Ночей, когда он мог летать, было всего две, потом он перерос свои крылья, но запомнил их навсегда. Чудо полета тоже навеки запечатлелось в его памяти, которая росла вместе с ним. Лето стояло необычайно жаркое. Фамильяр укрывался в зарослях невесть откуда взявшейся будлеи. Исследовал пути через город. Жил на площадках для отстоя аварийной техники, в сточных трубах и все время рос, менялся и пользовался.

Фамильяр регулярно менял глаза, но старые не выбрасывал, а передвигал внутрь себя, выстраивая их вдоль спины. Он научился осторожности. Две улицы могли выглядеть совершенно пустыми, но их пустота всегда была неодинаковой, он это знал. Он подслушивал у дверей, приложив к ним свернутый конусом картон или пластиковую воронку, которая служила ему продолжением уха. Его словарный запас расширился. Он стал лондонцем.
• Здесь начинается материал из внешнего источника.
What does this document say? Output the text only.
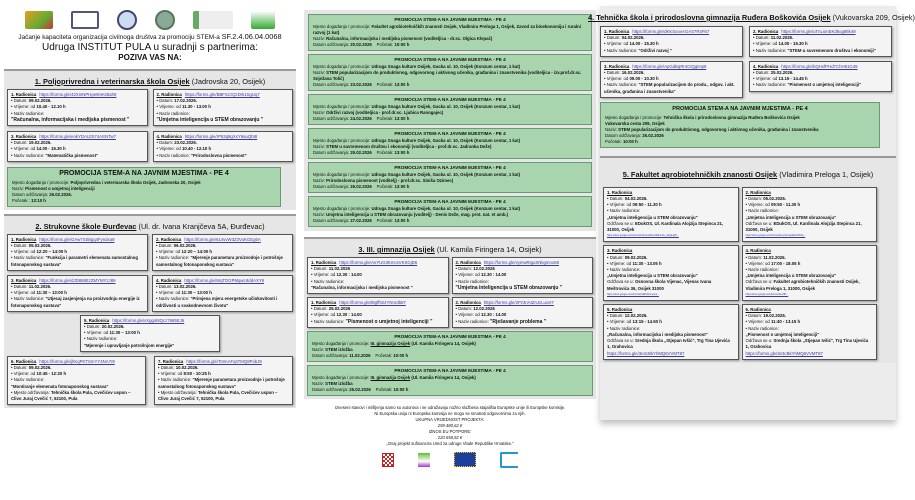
Jačanje kapaciteta organizacija civilnoga društva za promociju STEM-a SF.2.4.06.04.0068
Udruga INSTITUT PULA u suradnji s partnerima:
POZIVA VAS NA:
1. Poljoprivredna i veterinarska škola Osijek (Jadrovska 20, Osijek)
1. Radionica https://forms.gle/42XmNPHpe9mKrBah9
• Datum: 09.02.2026.
• Vrijeme: od 10.40 - 12.10 h
• Naziv radionice:
"Računalna, informacijska i medijska pismenost "
2. Radionica https://forms.gle/BBFSzzQzDrk1SgUq7
• Datum: 17.02.2026.
• Vrijeme: od 11.30 - 13.00 h
• Naziv radionice:
"Umjetna inteligencija u STEM obrazovanju "
3. Radionica https://forms.gle/eokYDAUz574ASNTw7
• Datum: 19.02.2026.
• Vrijeme: od 14.00 - 15.30 h
• Naziv radionice: "Matematička pismenost"
4. Radionica https://forms.gle/rP53q9gXxY9auQbt8
• Datum: 23.02.2026.
• Vrijeme: od 10.40 - 12.10 h
• Naziv radionice: "Prirodoslovna pismenost"
PROMOCIJA STEM-A NA JAVNIM MJESTIMA - PE 4
Mjesto događanja / promocije: Poljoprivredna i veterinarska škola Osijek, Jadrovska 20, Osijek
Naziv: Pismenost o umjetnoj inteligenciji
Datum održavanja: 26.02.2026.
Početak : 13:10 h
2. Strukovne škole Đurđevac (Ul. dr. Ivana Kranjčeva 5A, Đurđevac)
1. Radionica https://forms.gle/GAw7SS8gq4Fyndxa9
• Datum: 05.02.2026.
• Vrijeme: od 12:20 – 14:00 h
• Naziv radionice: "Funkcija i parametri elemenata samostalnog fotonaponskog sustava"
2. Radionica https://forms.gle/614vvW3Z3VoKGEg6A
• Datum: 06.02.2026.
• Vrijeme: od 12:20 – 14:00 h
• Naziv radionice: "Mjerenje parametara proizvodnje i potrošnje samostalnog fotonaponskog sustava"
3. Radionica https://forms.gle/dJD868EzZMYMYzJ89
• Datum: 11.02.2026.
• Vrijeme: od 11:30 – 13:00 h
• Naziv radionice: "Utjecaj zasjenjenja na proizvodnju energije iz fotonaponskog sustava"
4. Radionica https://forms.gle/WqTDGPMqwL9ddAXY9
• Datum: 13.02.2026.
• Vrijeme: od 11:30 – 13:00 h
• Naziv radionice: "Primjena mjera energetske učinkovitosti i održivosti u svakodnevnom životu"
5. Radionica https://forms.gle/xXgg4i8Qcz7665EJ6
• Datum: 20.02.2026.
• Vrijeme: od 11:30 – 13:00 h
• Naziv radionice:
"Mjerenje i upravljanje potrošnjom energije"
6. Radionica https://forms.gle/jhKqPKTSmYY4NA7r8
• Datum: 09.02.2026.
• Vrijeme: od 10:45 - 12:20 h
• Naziv radionice:
"Montiranje elemenata fotonaponskog sustava"
• Mjesto održavanja: Tehnička škola Pula, Cvečićev uspon – Clivo Juraj Cvečić 7, 52100, Pula
7. Radionica https://forms.gle/Tc8AAFqsTMQ8PobJ9
• Datum: 10.02.2026.
• Vrijeme: od 8:50 - 10:25 h
• Naziv radionice: "Mjerenje parametara proizvodnje i potrošnje samostalnog fotonaponskog sustava"
• Mjesto održavanja: Tehnička škola Pula, Cvečićev uspon – Clivo Juraj Cvečić 7, 52100, Pula
PROMOCIJA STEM-A NA JAVNIM MJESTIMA - PE 4
Mjesto događanja / promocije: Fakultet agrobiotehničkih znanosti Osijek, Vladimira Preloga 1, Osijek, Zavod za bioekonomiju i ruralni razvoj (1 kat)
Naziv: Računalna, informacijska i medijska pismenost (voditeljica - dr.sc. Olgica Klepač)
Datum održavanja: 20.02.2026 Početak: 10:00 h
PROMOCIJA STEM-A NA JAVNIM MJESTIMA - PE 4
Mjesto događanja / promocije: Udruga Snaga kulture Osijek, Gacka ul. 10, Osijek (Konzum centar, 1 kat)
Naziv: STEM popularizacijom do produktivnog, odgovornog i aktivnog učenika, građanina i znanstvenika (voditeljica - izv.prof.dr.sc. Snježana Tolić)
Datum održavanja: 23.02.2026 Početak: 13:00 h
PROMOCIJA STEM-A NA JAVNIM MJESTIMA - PE 4
Mjesto događanja / promocije: Udruga Snaga kulture Osijek, Gacka ul. 10, Osijek (Konzum centar, 1 kat)
Naziv: Održivi razvoj (voditeljica - prof.dr.sc. Ljubica Ranogajec)
Datum održavanja: 24.02.2026 Početak: 13:00 h
PROMOCIJA STEM-A NA JAVNIM MJESTIMA - PE 4
Mjesto događanja / promocije: Udruga Snaga kulture Osijek, Gacka ul. 10, Osijek (Konzum centar, 1 kat)
Naziv: STEM u suvremenom društvu i ekonomiji (voditeljica - prof.dr.sc. Jadranka Deže)
Datum održavanja: 25.02.2026 Početak: 13:00 h
PROMOCIJA STEM-A NA JAVNIM MJESTIMA - PE 4
Mjesto događanja / promocije: Udruga Snaga kulture Osijek, Gacka ul. 10, Osijek (Konzum centar, 1 kat)
Naziv: Prirodoslovna pismenost (voditelj) - prof.dr.sc. Siniša Ozimec)
Datum održavanja: 26.02.2026 Početak: 13:00 h
PROMOCIJA STEM-A NA JAVNIM MJESTIMA - PE 4
Mjesto događanja / promocije: Udruga Snaga kulture Osijek, Gacka ul. 10, Osijek (Konzum centar, 1 kat)
Naziv: Umjetna inteligencija u STEM obrazovanju (voditelj) - Denis Deže, mag. prot. nat. et amb.)
Datum održavanja: 27.02.2026 Početak: 13:00 h
3. III. gimnazija Osijek (Ul. Kamila Firingera 14, Osijek)
1. Radionica https://forms.gle/AeYUG3KmcsVKSGjD6
• Datum: 11.02.2026
• Vrijeme: od 12.30 : 14.00
• Naziv radionice:
"Računalna, informacijska i medijska pismenost "
2. Radionica https://forms.gle/xymwRiguSNkgmno59
• Datum: 12.02.2026
• Vrijeme: od 12.30 : 14.00
• Naziv radionice:
"Umjetna inteligencija u STEM obrazovanju "
1. Radionica https://forms.gle/t8gff924YNnrd587
• Datum: 25.02.2026
• Vrijeme: od 12.30 : 14.00
• Naziv radionice: "Pismenost o umjetnoj inteligenciji "
2. Radionica https://forms.gle/2Pz3nAtZnJcLuxvt7
• Datum: 12.02.2026
• Vrijeme: od 12.30 : 14.00
• Naziv radionice: "Rješavanje problema "
PROMOCIJA STEM-A NA JAVNIM MJESTIMA - PE 4
Mjesto događanja / promocije: III. gimnazija Osijek (Ul. Kamila Firingera 14, Osijek)
Naziv: STEM izložba
Datum održavanja: 11.02.2026 Početak: 10:00 h
PROMOCIJA STEM-A NA JAVNIM MJESTIMA - PE 4
Mjesto događanja / promocije: III. gimnazija Osijek (Ul. Kamila Firingera 14, Osijek)
Naziv: STEM izložba
Datum održavanja: 25.02.2026 Početak: 10:00 h
Izneseni stavovi i mišljenja samo su autorova i ne odražavaju nužno službena stajališta Europske unije ili Europske komisije.
Ni Europska unija ni Europska komisija ne mogu se smatrati odgovornima za njih.
UKUPNA VRIJEDNOST PROJEKTA:
259.480,62 €
IZNOS EU POTPORE:
220.558,52 €
„Ovaj projekt sufinancira Ured za udruge Vlade Republike Hrvatske."
4. Tehnička škola i prirodoslovna gimnazija Ruđera Boškovića Osijek (Vukovarska 209, Osijek)
1. Radionica https://forms.gle/dKKSoovAGAS7R4F67
• Datum: 04.02.2026.
• Vrijeme: od 14.00 - 15.30 h
• Naziv radionice: "Održivi razvoj "
3. Radionica https://forms.gle/ApGdBqRr4CtQgtHp8
• Datum: 16.02.2026.
• Vrijeme: od 09.00 - 10.30 h
• Naziv radionice: "STEM popularizacijom do produ., odgov. i akt. učenika, građanina i znanstvenika"
2. Radionica https://forms.gle/uTnLsmEKd5og85k49
• Datum: 11.02.2026.
• Vrijeme: od 14.00 - 15.30 h
• Naziv radionice: "STEM u suvremenom društvu i ekonomiji"
4. Radionica https://forms.gle/bQHvfPHd7ChH81G49
• Datum: 25.02.2026.
• Vrijeme: od 13.15 - 14.45 h
• Naziv radionice: "Pismenost o umjetnoj inteligenciji"
PROMOCIJA STEM-A NA JAVNIM MJESTIMA - PE 4
Mjesto događanja / promocije: Tehnička škola i prirodoslovna gimnazija Ruđera Boškovića Osijek
Vukovarska cesta 209, Osijek
Naziv: STEM popularizacijom do produktivnog, odgovornog i aktivnog učenika, građanina i znanstvenika
Datum održavanja: 26.02.2026
Početak: 10:00 h
5. Fakultet agrobiotehničkih znanosti Osijek (Vladimira Preloga 1, Osijek)
1. Radionica
• Datum: 04.02.2026.
• Vrijeme: od 09:50 - 11.30 h
• Naziv radionice:
„Umjetna inteligencija u STEM obrazovanju"
Održava se u: EDukOS, Ul. Kardinala Alojzija Stepinca 21, 31000, Osijek
https://docs.google.com/forms/d/1AmtuwRmLbMbmSn_wkQaJgKl...
2. Radionica
• Datum: 05.02.2026.
• Vrijeme: od 09:50 - 11.30 h
• Naziv radionice:
„Umjetna inteligencija u STEM obrazovanju"
Održava se u: EDukOS, Ul. Kardinala Alojzija Stepinca 21, 31000, Osijek
https://docs.google.com/forms/d/1oeLtKxwj4baUtr5GQ...
3. Radionica
• Datum: 09.02.2026.
• Vrijeme: od 11:30 - 13.05 h
• Naziv radionice:
„Umjetna inteligencija u STEM obrazovanju"
Održava se u: Osnovna škola Vijenac, Vijenac Ivana Meštrovića 36, Osijek 31000
https://docs.google.com/forms/d/1EHeNcneami...
4. Radionica
• Datum: 11.02.2026.
• Vrijeme: od 17:00 - 18.05 h
• Naziv radionice:
„Umjetna inteligencija u STEM obrazovanju"
Održava se u: Fakultet agrobiotehničkih znanosti Osijek, Vladimira Preloga 1, 31000, Osijek
https://docs.google.com/forms/d/1aHH...
5. Radionica
• Datum: 12.02.2026.
• Vrijeme: od 13:15 - 14.50 h
• Naziv radionice:
„Računalna, informacijska i medijska pismenost"
Održava se u: Srednja škola „Stjepan Ivšić", Trg Tina Ujevića 1, Orahovica
https://forms.gle/3e3cBkYhMQ6VVMT87
6. Radionica
• Datum: 19.02.2026.
• Vrijeme: od 11:40 - 13.15 h
• Naziv radionice:
„Pismenost o umjetnoj inteligenciji"
Održava se u: Srednja škola „Stjepan Ivšić", Trg Tina Ujevića 1, Orahovica
https://forms.gle/3e3cBkYhMQ6VVMT87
Проходя мимо любого дома, фамильяр метил его, как собака: поднимал лапу и брызгал из особых желез, которые он смастерил себе из пластиковых бутылок. Поводя барсучьим носом, он окропил жидкостью из соков мусорной кучи и крови колдуна большую часть той ровной местности в северной части города, где вырываются из своих тоннелей наружу поезда метро. Фамильяр присвоил себе этот террасный ландшафт.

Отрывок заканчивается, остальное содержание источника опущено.